First I doubt you are who you say you are, but don't take it personally, I'm a highly suspicious individual."
-- nothing personal, but check out
www.smstirling.com, or my Yahoo Groups listserve. That's me, all right; my email is
joatsimeon@aol.com and I'll confirm if you email me.
"they almost always come out on top. In most cases throughout the books, other religions are either not addressed, headed by loonies, or the bad guy (e.g. CUT)."
-- many of the primary characters are Wiccans, and you see their religion mostly through their eyes and in their (highly local) area. Remember the "unreliable narrator" rule.
Others are Catholics; Father Ignatius, for example, or Princess Mathilda.
In terms of numbers, the Catholic Church comes out way, way ahead of the neopagans, worldwide. Then there are the Asatruar in Maine, the Buddhists in Wyoming (really), and so forth.

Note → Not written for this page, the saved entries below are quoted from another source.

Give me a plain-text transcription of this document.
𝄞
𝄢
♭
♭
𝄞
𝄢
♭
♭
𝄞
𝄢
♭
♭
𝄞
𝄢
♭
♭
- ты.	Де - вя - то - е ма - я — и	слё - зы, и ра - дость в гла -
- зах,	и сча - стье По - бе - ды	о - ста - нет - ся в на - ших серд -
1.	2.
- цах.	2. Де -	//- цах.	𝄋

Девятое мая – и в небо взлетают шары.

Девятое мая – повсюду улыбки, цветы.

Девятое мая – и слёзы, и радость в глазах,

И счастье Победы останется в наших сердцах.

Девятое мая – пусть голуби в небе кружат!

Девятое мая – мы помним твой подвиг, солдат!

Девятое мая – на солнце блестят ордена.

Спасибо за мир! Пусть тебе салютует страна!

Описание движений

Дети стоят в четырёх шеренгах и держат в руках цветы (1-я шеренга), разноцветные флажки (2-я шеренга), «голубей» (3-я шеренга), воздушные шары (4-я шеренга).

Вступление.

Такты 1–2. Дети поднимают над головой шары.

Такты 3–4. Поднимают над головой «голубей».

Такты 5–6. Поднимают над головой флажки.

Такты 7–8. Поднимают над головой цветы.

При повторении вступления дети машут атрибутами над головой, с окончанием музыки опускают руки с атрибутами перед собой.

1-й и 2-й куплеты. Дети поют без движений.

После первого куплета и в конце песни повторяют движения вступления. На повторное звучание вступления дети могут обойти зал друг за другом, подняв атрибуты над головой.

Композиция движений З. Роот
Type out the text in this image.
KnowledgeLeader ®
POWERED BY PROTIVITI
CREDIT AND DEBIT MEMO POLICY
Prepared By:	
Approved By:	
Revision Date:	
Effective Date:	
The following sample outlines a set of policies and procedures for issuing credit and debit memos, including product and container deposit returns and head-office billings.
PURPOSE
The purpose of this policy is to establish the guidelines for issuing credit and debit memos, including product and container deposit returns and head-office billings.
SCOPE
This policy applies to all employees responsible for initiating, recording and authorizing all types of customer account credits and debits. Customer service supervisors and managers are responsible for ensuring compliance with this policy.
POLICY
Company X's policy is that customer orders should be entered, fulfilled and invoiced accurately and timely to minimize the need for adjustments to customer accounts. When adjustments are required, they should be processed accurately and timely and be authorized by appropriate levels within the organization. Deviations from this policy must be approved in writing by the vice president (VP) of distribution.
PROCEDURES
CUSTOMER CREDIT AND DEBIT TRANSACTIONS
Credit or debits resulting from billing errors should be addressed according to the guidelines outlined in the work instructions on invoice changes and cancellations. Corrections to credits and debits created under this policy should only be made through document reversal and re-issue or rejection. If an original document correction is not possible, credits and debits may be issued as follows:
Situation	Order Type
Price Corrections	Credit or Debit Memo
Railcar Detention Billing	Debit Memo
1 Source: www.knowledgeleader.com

I don't think Wicca is true. I do think polytheism is -cool-, in the sense of being picturesque and having neat ceremonies. It's more aesthetically satisfying, which is all I can ask of a religion. It's also very well suited to an agricultural society. Note which types of Christianity do best -- ritual-heavy Marianist Catholics, the Orthodox, and so forth.
"it's that I would have vastly preferred Alien Space Bats to have been the actual cause or better, a natural occurance which happens every 6,000 years or something. Could have even been tied in with the whole Mayan calender thing if you wanted."
-- It's caused by the ultimate Mind At the End of Time, which is the (downloaded) summation of all intelligent beings from the Beginning, and which transitions to the next of the endless cycles of the multiverse. Incidentally, there are a number of minor clues (the author Donan Coyle, frex) that the 1998 is not precisely our 1998. Very close, but not ours.
I don't see how this is any less interesting than Alien Space Bats... or even how it's really distinguishable from Alien Space Bats.
Incomprehensibly advanced and powerful entities, all same-same.
It -can't- be a natural phenomenon. It's too precisely targeted; that's why most of the characters decide it's God, the Gods, or Alien Space Bats, or whatever. A random change in fundamental physical laws would be overwhelmingly likely to alter conditions so that life (or possibly matter) was impossible. Just extending the Change too far would turn out the sun.
"but the new tetraology is not quite up to par in my opinion. It doesn't help that I had to actually compare notes with three friends just to figure out what was going on in much of the later parts of the novels."
-- the characters are having a tough time too. That's the problem with bringing in post-Singualrity type transhuman entities. They're -incomprehensible-.
Also it's set 25 years later. The basic "survival and rebirth" phase is over.
If you want a look at how things worked out in other parts of the world, there are stories set in Change Year 50 in England ("A Murder in Eddsford" in SIDEWAYS IN TIME, "Something for Yew" in my collection ICE, IRON AND GOLD) and in Russia ("Ancient Ways" in the Martin/Dozois anthology WARRIORS, just out).